In reality only 66% of women with breasts larger than a D cup can breast feed. Surgical techniques have come a long way and now surgeons work on preserving milk ducts for women who need breast reductions before kids. Sure it might decrease your chances of breast feeding, but it is only by a small percentile margin. 

Actually if you scroll through Instagrams #breastreduction tag there are plenty of women whom have had breast reduction surgery before kids and have not regretted it. Breast reduction surgery improves the patients quality of life and is a gate way to a more active lifestyle. Doctors actually prefer you to have a breast reduction before having kids if they are impacting your quality of life.

While I was struggling internally, crying every time I was in a change room and envying smaller breasted women I decided I couldn’t take it any more. I am 26 and I have breast stretch marks, I wear maternity bras when I get my period and I can’t shop for clothes I want to wear.
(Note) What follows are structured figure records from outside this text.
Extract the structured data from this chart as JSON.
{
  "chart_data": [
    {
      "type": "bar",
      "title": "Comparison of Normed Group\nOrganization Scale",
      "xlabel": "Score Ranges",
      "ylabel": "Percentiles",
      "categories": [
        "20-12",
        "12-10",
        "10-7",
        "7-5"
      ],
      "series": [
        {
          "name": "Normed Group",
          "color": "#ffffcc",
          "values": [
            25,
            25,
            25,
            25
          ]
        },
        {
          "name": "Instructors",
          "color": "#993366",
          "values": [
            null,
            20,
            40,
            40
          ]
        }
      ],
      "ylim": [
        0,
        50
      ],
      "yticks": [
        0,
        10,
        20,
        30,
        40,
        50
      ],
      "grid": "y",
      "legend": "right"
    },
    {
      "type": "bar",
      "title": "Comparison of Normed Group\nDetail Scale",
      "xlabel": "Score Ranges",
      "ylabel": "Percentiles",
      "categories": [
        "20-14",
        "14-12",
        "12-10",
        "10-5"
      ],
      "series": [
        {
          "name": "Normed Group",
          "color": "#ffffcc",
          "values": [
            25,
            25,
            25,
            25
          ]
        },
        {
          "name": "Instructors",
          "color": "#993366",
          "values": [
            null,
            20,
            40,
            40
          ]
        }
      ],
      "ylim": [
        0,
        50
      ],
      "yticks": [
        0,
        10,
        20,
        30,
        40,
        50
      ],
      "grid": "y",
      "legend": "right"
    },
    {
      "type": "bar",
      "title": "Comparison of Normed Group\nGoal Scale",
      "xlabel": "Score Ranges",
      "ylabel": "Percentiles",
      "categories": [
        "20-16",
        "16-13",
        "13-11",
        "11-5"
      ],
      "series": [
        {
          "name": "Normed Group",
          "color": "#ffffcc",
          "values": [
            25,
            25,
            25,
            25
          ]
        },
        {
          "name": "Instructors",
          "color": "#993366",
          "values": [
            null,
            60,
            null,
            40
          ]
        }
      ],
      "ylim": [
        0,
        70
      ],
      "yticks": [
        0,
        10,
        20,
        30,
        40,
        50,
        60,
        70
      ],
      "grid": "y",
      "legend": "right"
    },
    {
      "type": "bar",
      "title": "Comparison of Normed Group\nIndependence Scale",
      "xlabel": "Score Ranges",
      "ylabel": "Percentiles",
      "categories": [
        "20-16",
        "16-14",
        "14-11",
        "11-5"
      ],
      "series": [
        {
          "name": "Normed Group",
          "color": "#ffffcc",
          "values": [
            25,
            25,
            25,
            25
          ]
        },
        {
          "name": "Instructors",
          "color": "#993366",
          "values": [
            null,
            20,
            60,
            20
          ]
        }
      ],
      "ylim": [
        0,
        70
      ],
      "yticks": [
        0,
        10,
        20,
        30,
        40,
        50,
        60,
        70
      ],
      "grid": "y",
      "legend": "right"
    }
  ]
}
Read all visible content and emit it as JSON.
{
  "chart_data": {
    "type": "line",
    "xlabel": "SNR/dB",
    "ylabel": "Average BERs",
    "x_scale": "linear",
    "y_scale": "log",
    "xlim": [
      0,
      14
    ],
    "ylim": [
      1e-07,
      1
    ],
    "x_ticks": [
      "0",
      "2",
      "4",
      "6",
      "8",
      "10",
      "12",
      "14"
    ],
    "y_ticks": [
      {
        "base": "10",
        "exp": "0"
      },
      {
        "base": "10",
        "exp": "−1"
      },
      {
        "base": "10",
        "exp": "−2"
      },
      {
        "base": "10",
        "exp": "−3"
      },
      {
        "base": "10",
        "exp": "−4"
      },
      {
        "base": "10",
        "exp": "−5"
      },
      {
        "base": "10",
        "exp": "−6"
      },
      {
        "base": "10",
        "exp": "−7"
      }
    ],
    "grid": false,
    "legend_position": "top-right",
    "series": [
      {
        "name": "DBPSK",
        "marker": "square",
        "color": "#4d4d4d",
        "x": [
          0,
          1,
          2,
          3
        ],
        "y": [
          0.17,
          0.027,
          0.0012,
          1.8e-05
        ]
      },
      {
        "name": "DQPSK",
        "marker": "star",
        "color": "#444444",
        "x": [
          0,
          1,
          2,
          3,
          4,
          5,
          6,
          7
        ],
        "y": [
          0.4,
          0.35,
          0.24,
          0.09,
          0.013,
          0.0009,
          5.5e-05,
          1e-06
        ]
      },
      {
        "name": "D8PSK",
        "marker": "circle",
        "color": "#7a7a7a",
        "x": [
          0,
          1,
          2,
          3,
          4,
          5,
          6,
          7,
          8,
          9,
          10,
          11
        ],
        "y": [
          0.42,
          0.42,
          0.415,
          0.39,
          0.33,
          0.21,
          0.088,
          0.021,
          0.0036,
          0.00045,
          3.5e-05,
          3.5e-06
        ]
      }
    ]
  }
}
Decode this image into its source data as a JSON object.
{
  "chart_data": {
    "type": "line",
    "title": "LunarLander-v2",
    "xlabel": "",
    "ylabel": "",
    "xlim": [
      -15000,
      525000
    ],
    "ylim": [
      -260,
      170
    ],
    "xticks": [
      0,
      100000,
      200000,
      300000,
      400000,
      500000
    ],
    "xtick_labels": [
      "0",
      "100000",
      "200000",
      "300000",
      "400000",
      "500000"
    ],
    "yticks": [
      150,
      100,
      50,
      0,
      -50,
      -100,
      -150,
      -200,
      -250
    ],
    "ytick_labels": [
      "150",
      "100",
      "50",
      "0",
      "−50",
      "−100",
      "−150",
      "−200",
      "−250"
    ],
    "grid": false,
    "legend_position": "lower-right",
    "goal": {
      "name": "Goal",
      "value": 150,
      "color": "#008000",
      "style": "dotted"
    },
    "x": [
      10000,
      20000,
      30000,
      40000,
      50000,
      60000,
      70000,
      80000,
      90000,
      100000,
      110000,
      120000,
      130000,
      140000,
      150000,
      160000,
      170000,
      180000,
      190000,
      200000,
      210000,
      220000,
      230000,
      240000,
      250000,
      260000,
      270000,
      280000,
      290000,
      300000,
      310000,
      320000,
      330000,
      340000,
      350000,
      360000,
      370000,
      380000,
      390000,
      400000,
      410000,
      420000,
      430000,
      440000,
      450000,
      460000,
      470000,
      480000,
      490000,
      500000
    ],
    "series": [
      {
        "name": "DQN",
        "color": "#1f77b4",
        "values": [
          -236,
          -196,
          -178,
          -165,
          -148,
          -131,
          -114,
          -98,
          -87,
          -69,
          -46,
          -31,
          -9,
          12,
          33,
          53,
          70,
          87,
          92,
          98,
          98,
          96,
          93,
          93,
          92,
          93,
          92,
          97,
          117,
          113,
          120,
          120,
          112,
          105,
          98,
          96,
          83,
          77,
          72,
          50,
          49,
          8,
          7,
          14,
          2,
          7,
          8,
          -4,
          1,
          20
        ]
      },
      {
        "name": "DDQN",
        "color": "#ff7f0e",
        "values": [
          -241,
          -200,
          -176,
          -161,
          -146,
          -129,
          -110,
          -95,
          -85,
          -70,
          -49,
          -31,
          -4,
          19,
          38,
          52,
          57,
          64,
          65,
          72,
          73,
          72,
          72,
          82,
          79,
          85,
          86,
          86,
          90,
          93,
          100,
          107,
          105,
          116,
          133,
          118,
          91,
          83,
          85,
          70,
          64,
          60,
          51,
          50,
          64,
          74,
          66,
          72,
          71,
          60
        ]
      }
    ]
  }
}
My breasts, being my greatest assists are also my biggest liability. I decided to get a breast reduction. While there are many options out there now like liposuction which can reduce breasts by 50%, and minimal scarring, they are still options you need to consult with your doctor. Surprisingly my biggest supporter is my husband. 

I have not gotten a breast reduction yet, but I am, exploring my options now. Some friends have fought me on the idea, but they are my breasts and my body. I understand a lot of women are going through this struggle. If your friend, co-worker, sibling, a sister in your friends circle is struggling with bigger breasts. Please don’t dismiss her. Beauty is pain, sure when we are talking about waxing, but not something that can cause you harm.